È una nuova moda ormai a spopolare sul web: si tratta degli Haiku, brevi componimenti poetici (se di poesia si può davvero parlare) che impazzano soprattutto su Twitter, il social network di scrittura per eccellenza. Ma lo haiku, in realtà, vanta origini ben più antiche: nacque infatti in Giappone nel XVII secolo, quando i poeti utilizzavano quei tre semplici versi per descrivere la natura e il rapporto dell’uomo con essa. Successivamente questo genere influenzò molto la poesia italiana di fine Ottocento- inizio Novecento, basti pensare a poeti come Gabriele D’Annunzio, Giovanni Pascoli e Giuseppe Ungaretti.
Nell’era dei poeti informatici non poteva che tornare alla ribalta, perfetto nella sua concisione per rispettare il limite di 140 caratteri, al punto da guadagnarsi diversi hashtag, tra cui #haikuchallenge.

Ma i giovani d’oggi sono davvero tutti poeti? E soprattutto il mettere insieme tre versi consente loro di attribuirsi questo titolo? Sicuramente gli haiku rispecchiano perfettamente lo spirito di questa generazione, la sua frenesia, la voglia di avere tutto e subito, l’impulso ad esprimere le proprie sensazioni senza filtri.
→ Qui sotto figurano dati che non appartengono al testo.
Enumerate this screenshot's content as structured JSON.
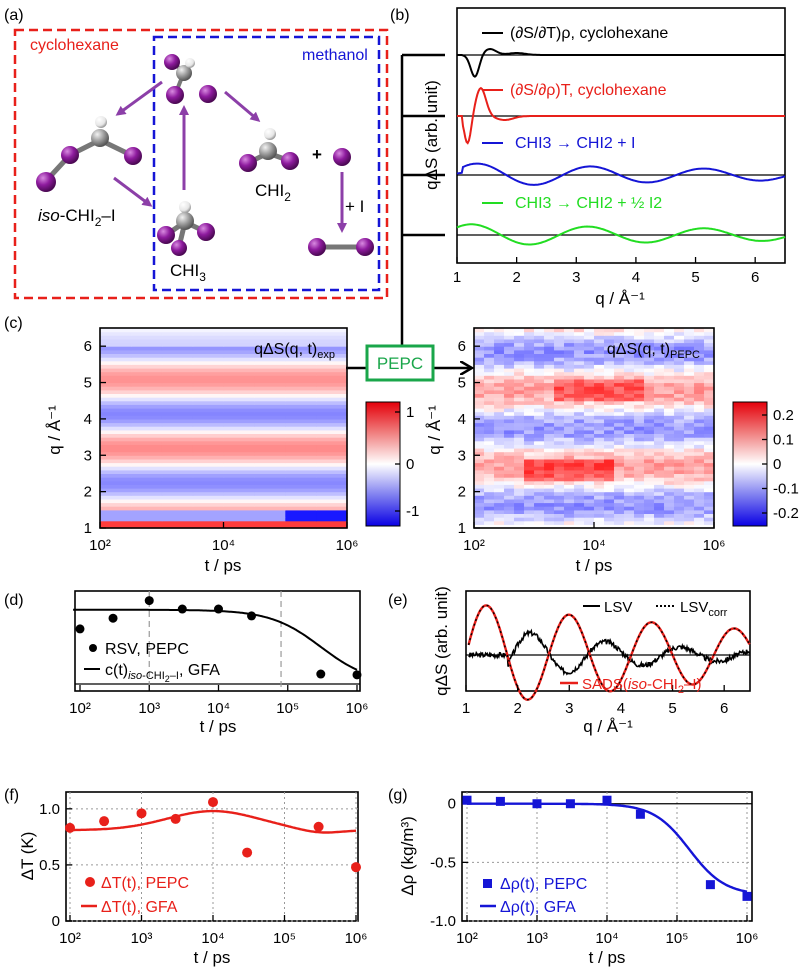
{
  "panel_labels": {
    "a": "(a)",
    "b": "(b)",
    "c": "(c)",
    "d": "(d)",
    "e": "(e)",
    "f": "(f)",
    "g": "(g)"
  },
  "panel_a": {
    "cyclohexane": "cyclohexane",
    "methanol": "methanol",
    "iso_pre": "iso",
    "iso_rest": "-CHI",
    "iso_sub": "2",
    "iso_end": "–I",
    "chi3": "CHI",
    "chi3_sub": "3",
    "chi2": "CHI",
    "chi2_sub": "2",
    "plus1": "+",
    "plus2": "+ I",
    "colors": {
      "cyclohexane": "#e8201a",
      "methanol": "#1515d6",
      "arrow": "#8c3fa8",
      "iodine": "#8e1b9e",
      "carbon": "#9a9a9a",
      "hydrogen": "#ffffff"
    }
  },
  "panel_b": {
    "ylabel": "qΔS (arb. unit)",
    "xlabel": "q / Å⁻¹",
    "xticks": [
      "1",
      "2",
      "3",
      "4",
      "5",
      "6"
    ],
    "legend": [
      {
        "text": "(∂S/∂T)ρ, cyclohexane",
        "color": "#000000"
      },
      {
        "text": "(∂S/∂ρ)T, cyclohexane",
        "color": "#e8201a"
      },
      {
        "text": "CHI3 → CHI2 + I",
        "color": "#1515d6"
      },
      {
        "text": "CHI3 → CHI2 + ½ I2",
        "color": "#22dd22"
      }
    ]
  },
  "panel_c": {
    "left_title": "qΔS(q, t)exp",
    "right_title": "qΔS(q, t)PEPC",
    "pepc": "PEPC",
    "ylabel": "q / Å⁻¹",
    "xlabel": "t / ps",
    "xticks": [
      "10²",
      "10⁴",
      "10⁶"
    ],
    "yticks": [
      "1",
      "2",
      "3",
      "4",
      "5",
      "6"
    ],
    "cbar_left": [
      "1",
      "0",
      "-1"
    ],
    "cbar_right": [
      "0.2",
      "0.1",
      "0",
      "-0.1",
      "-0.2"
    ]
  },
  "panel_d": {
    "xlabel": "t / ps",
    "xticks": [
      "10²",
      "10³",
      "10⁴",
      "10⁵",
      "10⁶"
    ],
    "legend_points": "RSV, PEPC",
    "legend_line": "c(t)iso-CHI2–I, GFA"
  },
  "panel_e": {
    "ylabel": "qΔS (arb. unit)",
    "xlabel": "q / Å⁻¹",
    "xticks": [
      "1",
      "2",
      "3",
      "4",
      "5",
      "6"
    ],
    "legend_lsv": "LSV",
    "legend_lsvcorr": "LSVcorr",
    "legend_sads": "SADS(iso-CHI2–I)"
  },
  "panel_f": {
    "ylabel": "ΔT (K)",
    "xlabel": "t / ps",
    "xticks": [
      "10²",
      "10³",
      "10⁴",
      "10⁵",
      "10⁶"
    ],
    "yticks": [
      "0",
      "0.5",
      "1.0"
    ],
    "legend_points": "ΔT(t), PEPC",
    "legend_line": "ΔT(t), GFA",
    "color": "#e8201a"
  },
  "panel_g": {
    "ylabel": "Δρ (kg/m³)",
    "xlabel": "t / ps",
    "xticks": [
      "10²",
      "10³",
      "10⁴",
      "10⁵",
      "10⁶"
    ],
    "yticks": [
      "0",
      "-0.5",
      "-1.0"
    ],
    "legend_points": "Δρ(t), PEPC",
    "legend_line": "Δρ(t), GFA",
    "color": "#1515d6"
  },
  "chart_data": [
    {
      "panel": "b",
      "type": "line",
      "xlabel": "q / Å⁻¹",
      "ylabel": "qΔS (arb. unit)",
      "xlim": [
        1,
        6.5
      ]
    },
    {
      "panel": "d",
      "type": "scatter",
      "xlabel": "t / ps",
      "x_log": true,
      "xlim": [
        80,
        1000000
      ],
      "series": [
        {
          "name": "RSV, PEPC",
          "x": [
            100,
            300,
            1000,
            3000,
            10000,
            30000,
            300000,
            1000000
          ],
          "y": [
            0.72,
            0.86,
            1.09,
            0.98,
            0.98,
            0.89,
            0.13,
            0.12
          ]
        },
        {
          "name": "c(t)iso-CHI2–I, GFA",
          "kind": "line"
        }
      ],
      "vlines": [
        1000,
        80000
      ]
    },
    {
      "panel": "e",
      "type": "line",
      "xlabel": "q / Å⁻¹",
      "ylabel": "qΔS (arb. unit)",
      "xlim": [
        1,
        6.5
      ],
      "series": [
        {
          "name": "LSV"
        },
        {
          "name": "LSVcorr"
        },
        {
          "name": "SADS(iso-CHI2–I)"
        }
      ]
    },
    {
      "panel": "f",
      "type": "scatter",
      "xlabel": "t / ps",
      "ylabel": "ΔT (K)",
      "x_log": true,
      "ylim": [
        0,
        1.15
      ],
      "series": [
        {
          "name": "ΔT(t), PEPC",
          "x": [
            100,
            300,
            1000,
            3000,
            10000,
            30000,
            300000,
            1000000
          ],
          "y": [
            0.83,
            0.89,
            0.96,
            0.91,
            1.06,
            0.61,
            0.84,
            0.48
          ]
        },
        {
          "name": "ΔT(t), GFA",
          "x": [
            100,
            300,
            1000,
            3000,
            10000,
            30000,
            100000,
            300000,
            1000000
          ],
          "y": [
            0.81,
            0.83,
            0.88,
            0.95,
            0.97,
            0.95,
            0.9,
            0.8,
            0.8
          ]
        }
      ]
    },
    {
      "panel": "g",
      "type": "scatter",
      "xlabel": "t / ps",
      "ylabel": "Δρ (kg/m³)",
      "x_log": true,
      "ylim": [
        -1.0,
        0.1
      ],
      "series": [
        {
          "name": "Δρ(t), PEPC",
          "x": [
            100,
            300,
            1000,
            3000,
            10000,
            30000,
            300000,
            1000000
          ],
          "y": [
            0.03,
            0.02,
            0.0,
            0.0,
            0.03,
            -0.09,
            -0.69,
            -0.79
          ]
        },
        {
          "name": "Δρ(t), GFA",
          "x": [
            100,
            1000,
            10000,
            30000,
            100000,
            200000,
            300000,
            1000000
          ],
          "y": [
            0.0,
            0.0,
            0.0,
            -0.05,
            -0.3,
            -0.6,
            -0.7,
            -0.78
          ]
        }
      ]
    }
  ]
}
Non dimentichiamo però che ci rimangono soprattutto componimenti della vera tradizione giapponese di una bellezza disarmante, che racchiudono scorci di paesaggi e di attimi tali da lasciare senza fiato. Tra gli altri vanno ricordati quelli di Matsuo Basho, che ci lascia una produzione vastissima, Yosa Buson e Kobayashi Issa, solo alcuni dei più famosi poeti giapponesi.

Nello stagno antico
si tuffa una rana:
eco dell’acqua.
(Matsuo Basho)

Silenzio.
Graffia la pietra
un canto di cicale.
(Matsuo Basho)

Ho fatto del mio braccio un cuscino,
e amo il mio corpo,
nel vago chiarore lunare.
(Yosa Buson)

Nel nostro mondo, anche
le farfalle sono stanche
sono stanche di vivere.
(Kobayashi Issa)

Vola una farfalla:
sono anch’io
come polvere.
(Kobayashi Issa)

La prima neve:
così passa l’uomo
in questo mondo.
(Kobayashi Issa)

Anche il popolo di Twitter, d’altra parte, sembra avere preso sul serio questa tendenza. Senza mancare, tuttavia, di farvi dell’ironia.

Insomma, che si tratti di una tendenza momentanea o che davvero si assista ad una ripresa e riscoperta dell’antica poesia giapponese, questo potrebbe essere un modo per accostarsi ad una cultura dalla quale potremmo imparare molto.
Che sia per gioco, per scherzo o per ispirazione, perché non tentare? Magari un giorno, al posto del noto proverbio, si dirà: un haiku al giorno, toglie il medico di torno.